Alicia spoke French and Italian. She set a beautiful table. She never ate too much or drank too much or wore an inappropriate outfit.
Not even when she was angry did she raise her voice. She was equally controlled in bed, too.
As Cici had not been, sprang the wayward thought. For an instant his blood pounded as he remembered Cici wild with pleasure, writhing beneath him.
But Alicia would warm up after they were married. He would be patient. He understood not trusting enough to ever let go. Together he and Alicia would build a life together as he and Noelle, his recently departed wife, had, a life that everyone would envy. They wouldn’t quarrel horribly and tear each other to pieces because their passions got in the way.
Briefly he remembered Noelle’s sad eyes in that last week before she’d died. Then, quickly as always, he ruthlessly checked the forbidden image. He would make Alicia happy. History would not repeat itself.
“I’m sorry I can’t come with you and meet your grandfather, darling,” Alicia had said when he’d called her this morning. “But Daddy needs me at the office.”
“Okay.

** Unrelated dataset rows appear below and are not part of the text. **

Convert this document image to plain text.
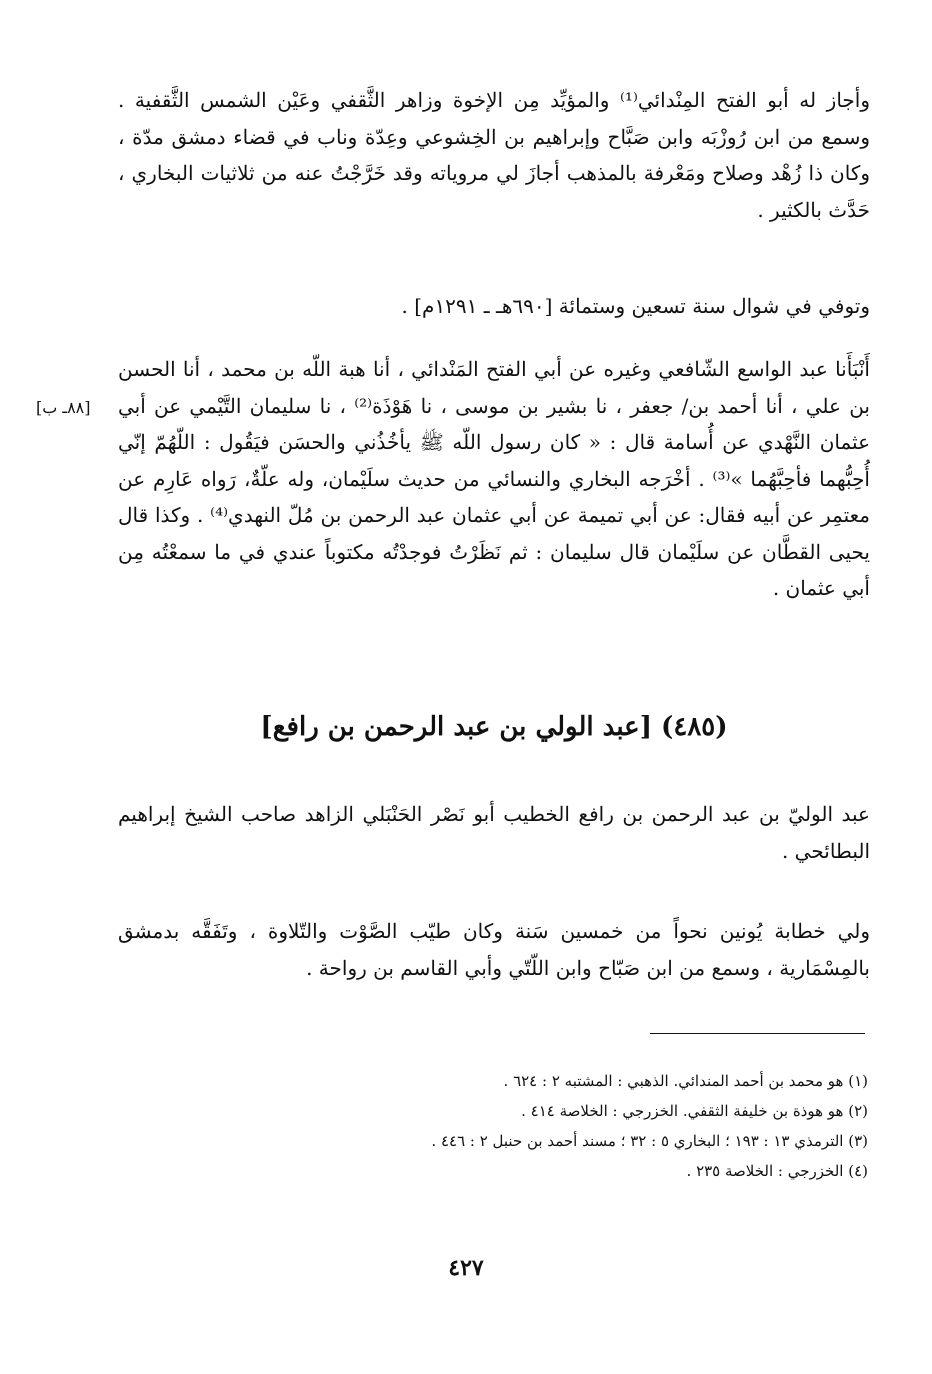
وأجاز له أبو الفتح المِنْدائي⁽¹⁾ والمؤيِّد مِن الإخوة وزاهر الثَّقفي وعَيْن الشمس الثَّقفية . وسمع من ابن رُوزْبَه وابن صَبَّاح وإبراهيم بن الخِشوعي وعِدّة وناب في قضاء دمشق مدّة ، وكان ذا زُهْد وصلاح ومَعْرفة بالمذهب أجازَ لي مروياته وقد خَرَّجْتُ عنه من ثلاثيات البخاري ، حَدَّث بالكثير .

وتوفي في شوال سنة تسعين وستمائة [٦٩٠هـ ـ ١٢٩١م] .

أَنْبَأَنا عبد الواسع الشّافعي وغيره عن أبي الفتح المَنْدائي ، أنا هبة اللّه بن محمد ، أنا الحسن بن علي ، أنا أحمد بن/ جعفر ، نا بشير بن موسى ، نا هَوْذَة⁽²⁾ ، نا سليمان التَّيْمي عن أبي عثمان النَّهْدي عن أُسامة قال : « كان رسول اللّه ﷺ يأخُذُني والحسَن فيَقُول : اللّهُمّ إنّي أُحِبُّهما فأحِبَّهُما »⁽³⁾ . أخْرَجه البخاري والنسائي من حديث سلَيْمان، وله علّةٌ، رَواه عَارِم عن معتمِر عن أبيه فقال: عن أبي تميمة عن أبي عثمان عبد الرحمن بن مُلّ النهدي⁽⁴⁾ . وكذا قال يحيى القطَّان عن سلَيْمان قال سليمان : ثم نَظَرْتُ فوجدْتُه مكتوباً عندي في ما سمعْتُه مِن أبي عثمان .

[٨٨ـ ب]
(٤٨٥) [عبد الولي بن عبد الرحمن بن رافع]

عبد الوليّ بن عبد الرحمن بن رافع الخطيب أبو نَصْر الحَنْبَلي الزاهد صاحب الشيخ إبراهيم البطائحي .

ولي خطابة يُونين نحواً من خمسين سَنة وكان طيّب الصَّوْت والتّلاوة ، وتَفَقَّه بدمشق بالمِسْمَارية ، وسمع من ابن صَبّاح وابن اللّتّي وأبي القاسم بن رواحة .

(١) هو محمد بن أحمد المندائي. الذهبي : المشتبه ٢ : ٦٢٤ .
(٢) هو هوذة بن خليفة الثقفي. الخزرجي : الخلاصة ٤١٤ .
(٣) الترمذي ١٣ : ١٩٣ ؛ البخاري ٥ : ٣٢ ؛ مسند أحمد بن حنبل ٢ : ٤٤٦ .
(٤) الخزرجي : الخلاصة ٢٣٥ .
٤٢٧
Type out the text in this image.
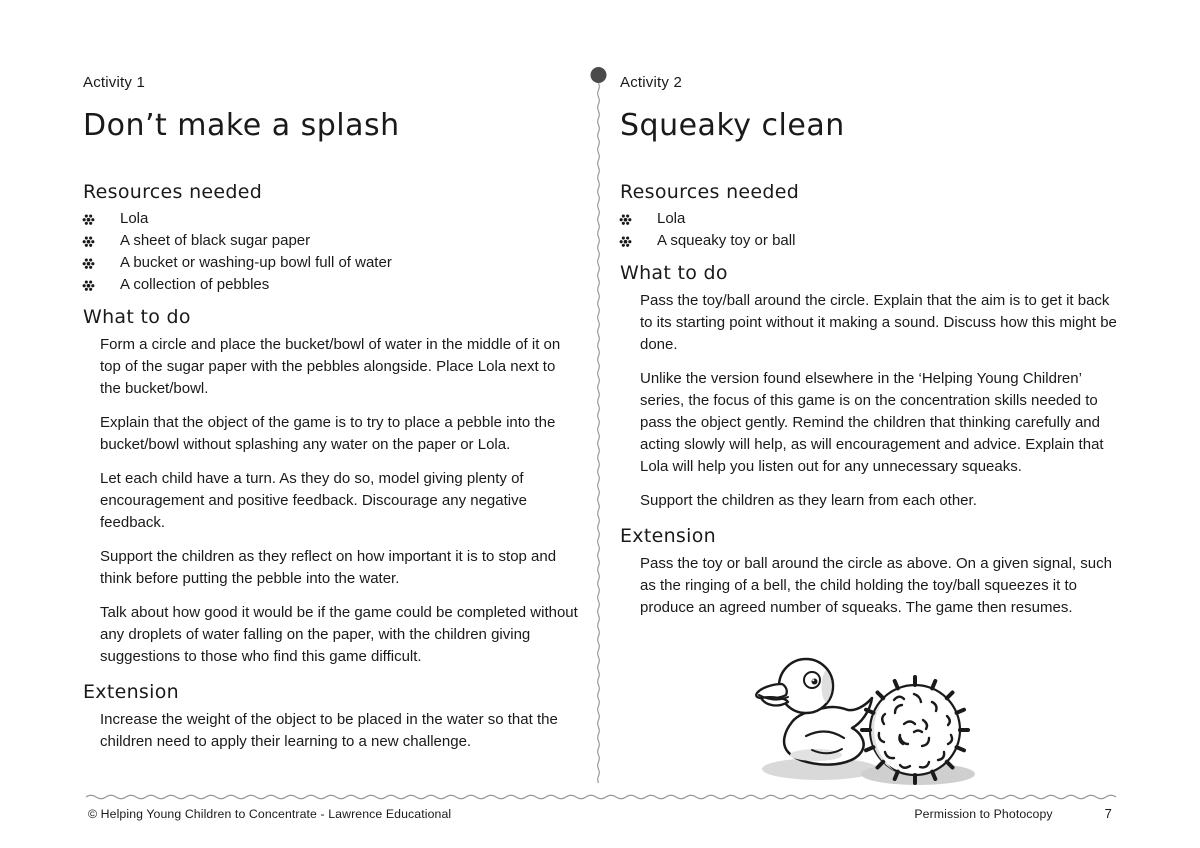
Activity 1
Don’t make a splash
Resources needed
Lola
A sheet of black sugar paper
A bucket or washing-up bowl full of water
A collection of pebbles
What to do

Form a circle and place the bucket/bowl of water in the middle of it on top of the sugar paper with the pebbles alongside. Place Lola next to the bucket/bowl.

Explain that the object of the game is to try to place a pebble into the bucket/bowl without splashing any water on the paper or Lola.

Let each child have a turn. As they do so, model giving plenty of encouragement and positive feedback. Discourage any negative feedback.

Support the children as they reflect on how important it is to stop and think before putting the pebble into the water.

Talk about how good it would be if the game could be completed without any droplets of water falling on the paper, with the children giving suggestions to those who find this game difficult.

Extension

Increase the weight of the object to be placed in the water so that the children need to apply their learning to a new challenge.

Activity 2
Squeaky clean
Resources needed
Lola
A squeaky toy or ball
What to do

Pass the toy/ball around the circle. Explain that the aim is to get it back to its starting point without it making a sound. Discuss how this might be done.

Unlike the version found elsewhere in the ‘Helping Young Children’ series, the focus of this game is on the concentration skills needed to pass the object gently. Remind the children that thinking carefully and acting slowly will help, as will encouragement and advice. Explain that Lola will help you listen out for any unnecessary squeaks.

Support the children as they learn from each other.

Extension

Pass the toy or ball around the circle as above. On a given signal, such as the ringing of a bell, the child holding the toy/ball squeezes it to produce an agreed number of squeaks. The game then resumes.

© Helping Young Children to Concentrate - Lawrence Educational	Permission to Photocopy	7
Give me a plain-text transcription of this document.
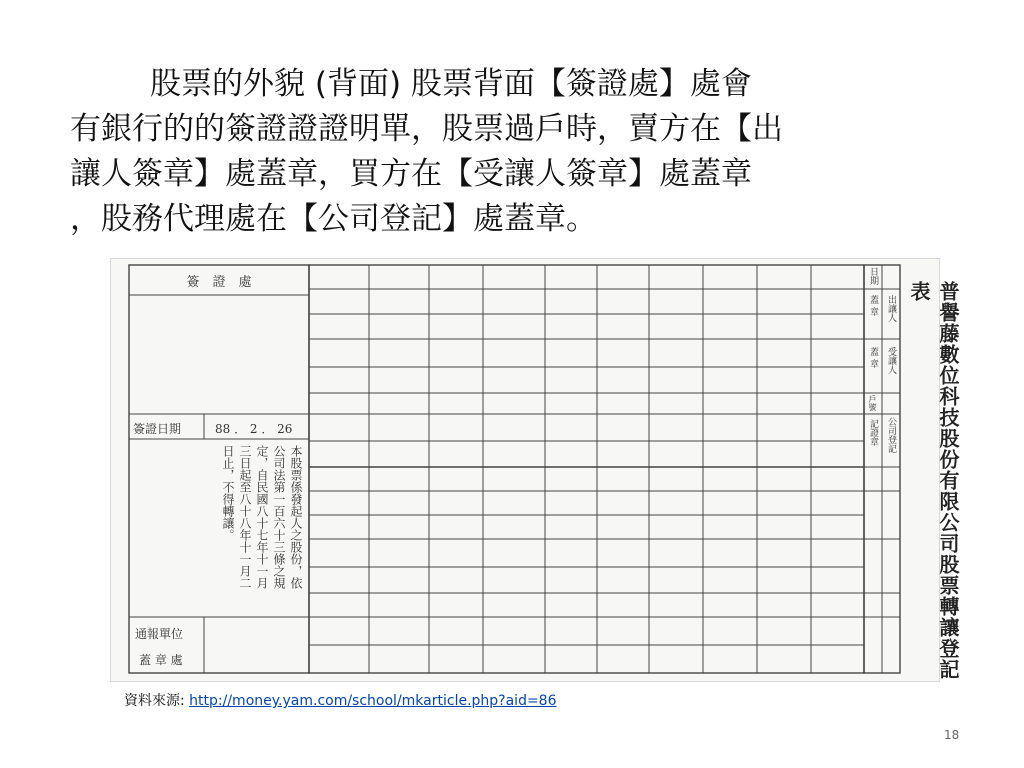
股票的外貌 (背面) 股票背面【簽證處】處會
有銀行的的簽證證證明單，股票過戶時，賣方在【出
讓人簽章】處蓋章，買方在【受讓人簽章】處蓋章
，股務代理處在【公司登記】處蓋章。
簽　證　處
簽證日期	88 ． 2 ． 26
本股票係發起人之股份，依
公司法第一百六十三條之規
定，自民國八十七年十一月
三日起至八十八年十一月二
日止，不得轉讓。
通報單位
蓋 章 處
日期
蓋 章 出讓人
蓋 章 受讓人
戶號
公司登記
記證章	普譽藤數位科技股份有限公司股票轉讓登記表
資料來源: http://money.yam.com/school/mkarticle.php?aid=86
18
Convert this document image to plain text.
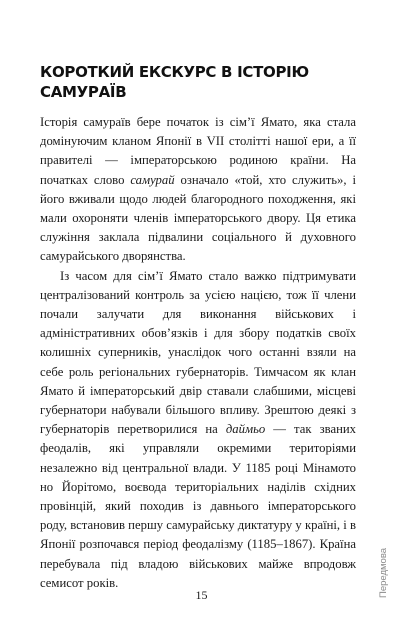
КОРОТКИЙ ЕКСКУРС В ІСТОРІЮ САМУРАЇВ

Історія самураїв бере початок із сім’ї Ямато, яка стала домінуючим кланом Японії в VII столітті нашої ери, а її правителі — імператорською родиною країни. На початках слово самурай означало «той, хто служить», і його вживали щодо людей благородного походження, які мали охороняти членів імператорського двору. Ця етика служіння заклала підвалини соціального й духовного самурайського дворянства.

Із часом для сім’ї Ямато стало важко підтримувати централізований контроль за усією нацією, тож її члени почали залучати для виконання військових і адміністративних обов’язків і для збору податків своїх колишніх суперників, унаслідок чого останні взяли на себе роль регіональних губернаторів. Тимчасом як клан Ямато й імператорський двір ставали слабшими, місцеві губернатори набували більшого впливу. Зрештою деякі з губернаторів перетворилися на даймьо — так званих феодалів, які управляли окремими територіями незалежно від центральної влади. У 1185 році Мінамото но Йорітомо, воєвода територіальних наділів східних провінцій, який походив із давнього імператорського роду, встановив першу самурайську диктатуру у країні, і в Японії розпочався період феодалізму (1185–1867). Країна перебувала під владою військових майже впродовж семисот років.

15	Передмова
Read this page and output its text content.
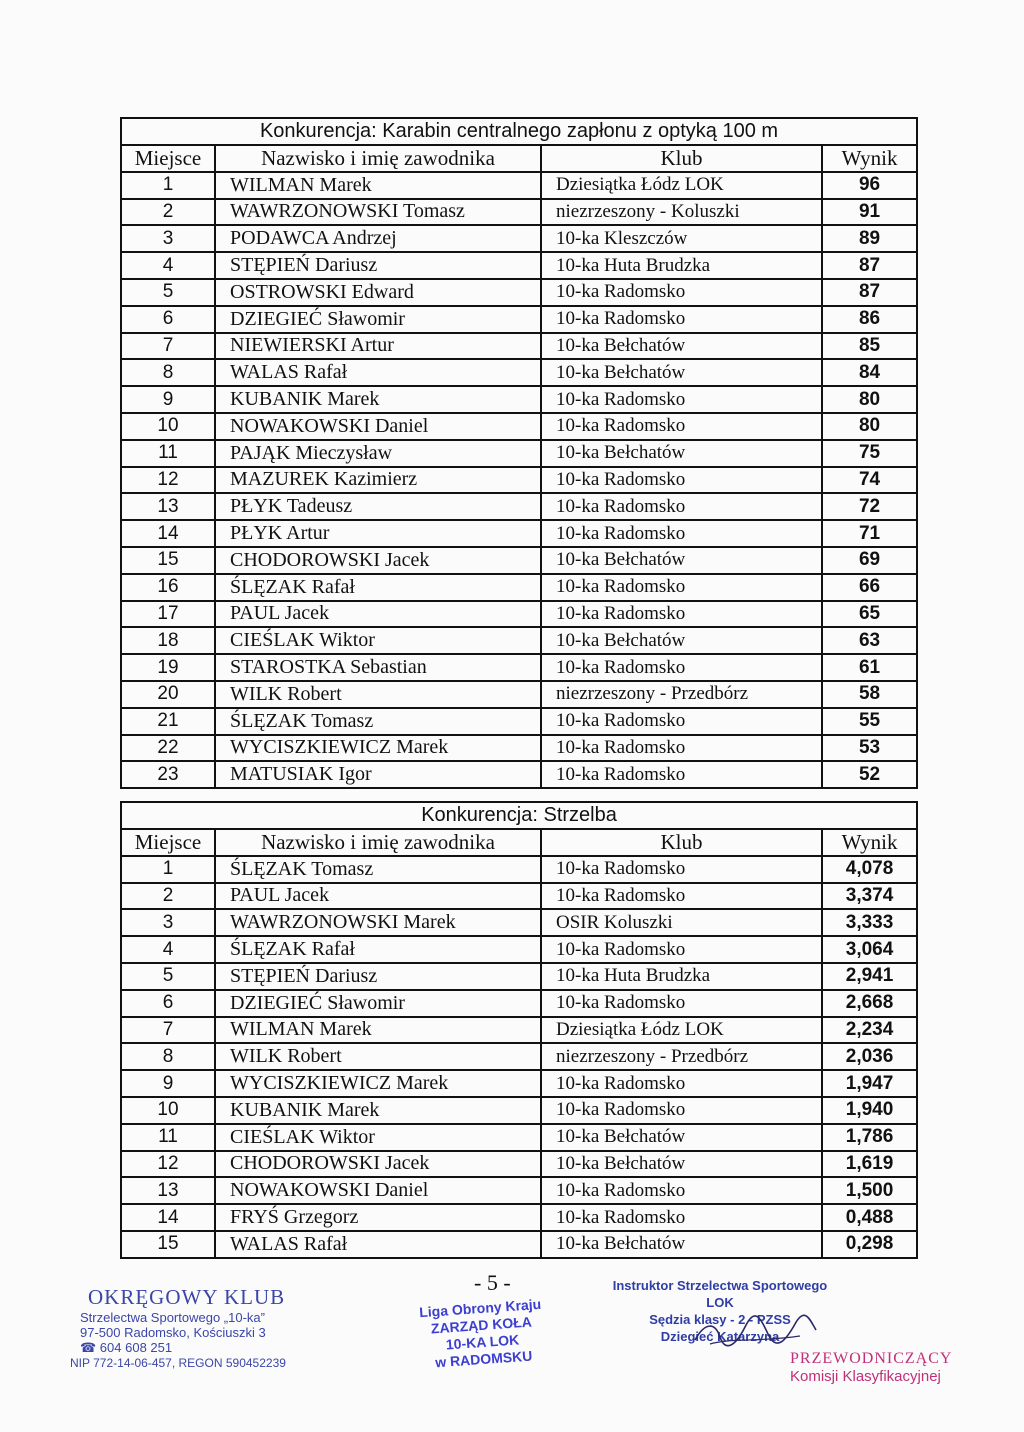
Konkurencja: Karabin centralnego zapłonu z optyką 100 m			
Miejsce	Nazwisko i imię zawodnika	Klub	Wynik
1	WILMAN Marek	Dziesiątka Łódz LOK	96
2	WAWRZONOWSKI Tomasz	niezrzeszony - Koluszki	91
3	PODAWCA Andrzej	10-ka Kleszczów	89
4	STĘPIEŃ Dariusz	10-ka Huta Brudzka	87
5	OSTROWSKI Edward	10-ka Radomsko	87
6	DZIEGIEĆ Sławomir	10-ka Radomsko	86
7	NIEWIERSKI Artur	10-ka Bełchatów	85
8	WALAS Rafał	10-ka Bełchatów	84
9	KUBANIK Marek	10-ka Radomsko	80
10	NOWAKOWSKI Daniel	10-ka Radomsko	80
11	PAJĄK Mieczysław	10-ka Bełchatów	75
12	MAZUREK Kazimierz	10-ka Radomsko	74
13	PŁYK Tadeusz	10-ka Radomsko	72
14	PŁYK Artur	10-ka Radomsko	71
15	CHODOROWSKI Jacek	10-ka Bełchatów	69
16	ŚLĘZAK Rafał	10-ka Radomsko	66
17	PAUL Jacek	10-ka Radomsko	65
18	CIEŚLAK Wiktor	10-ka Bełchatów	63
19	STAROSTKA Sebastian	10-ka Radomsko	61
20	WILK Robert	niezrzeszony - Przedbórz	58
21	ŚLĘZAK Tomasz	10-ka Radomsko	55
22	WYCISZKIEWICZ Marek	10-ka Radomsko	53
23	MATUSIAK Igor	10-ka Radomsko	52
Konkurencja: Strzelba			
Miejsce	Nazwisko i imię zawodnika	Klub	Wynik
1	ŚLĘZAK Tomasz	10-ka Radomsko	4,078
2	PAUL Jacek	10-ka Radomsko	3,374
3	WAWRZONOWSKI Marek	OSIR Koluszki	3,333
4	ŚLĘZAK Rafał	10-ka Radomsko	3,064
5	STĘPIEŃ Dariusz	10-ka Huta Brudzka	2,941
6	DZIEGIEĆ Sławomir	10-ka Radomsko	2,668
7	WILMAN Marek	Dziesiątka Łódz LOK	2,234
8	WILK Robert	niezrzeszony - Przedbórz	2,036
9	WYCISZKIEWICZ Marek	10-ka Radomsko	1,947
10	KUBANIK Marek	10-ka Radomsko	1,940
11	CIEŚLAK Wiktor	10-ka Bełchatów	1,786
12	CHODOROWSKI Jacek	10-ka Bełchatów	1,619
13	NOWAKOWSKI Daniel	10-ka Radomsko	1,500
14	FRYŚ Grzegorz	10-ka Radomsko	0,488
15	WALAS Rafał	10-ka Bełchatów	0,298
- 5 -
OKRĘGOWY KLUB
Strzelectwa Sportowego „10-ka”
97-500 Radomsko, Kościuszki 3
☎ 604 608 251
NIP 772-14-06-457, REGON 590452239
Liga Obrony Kraju
ZARZĄD KOŁA
10-KA LOK
w RADOMSKU
Instruktor Strzelectwa Sportowego LOK
Sędzia klasy - 2 - PZSS
Dziegieć Katarzyna
PRZEWODNICZĄCY
Komisji Klasyfikacyjnej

I understand.”
Mitchell Butler, Alicia’s father, was a domineering shark, at least in business, but since Logan and he had this huge merger between their businesses pending, Logan didn’t want to cross him over something as minor as a personal issue. He would see Alicia tonight.
“Darling, I’m sure you’ll know exactly what to say and do to make your grandfather understand why he may not be able to stay at Belle Rose,” Alicia had said. “After all, it’s your family. He’s your grandfather. You love him and want only the best for him.”
If she only knew what a mess he’d made of things, Logan thought grimly. He’d made everybody unhappy. His family remained divided, as a result.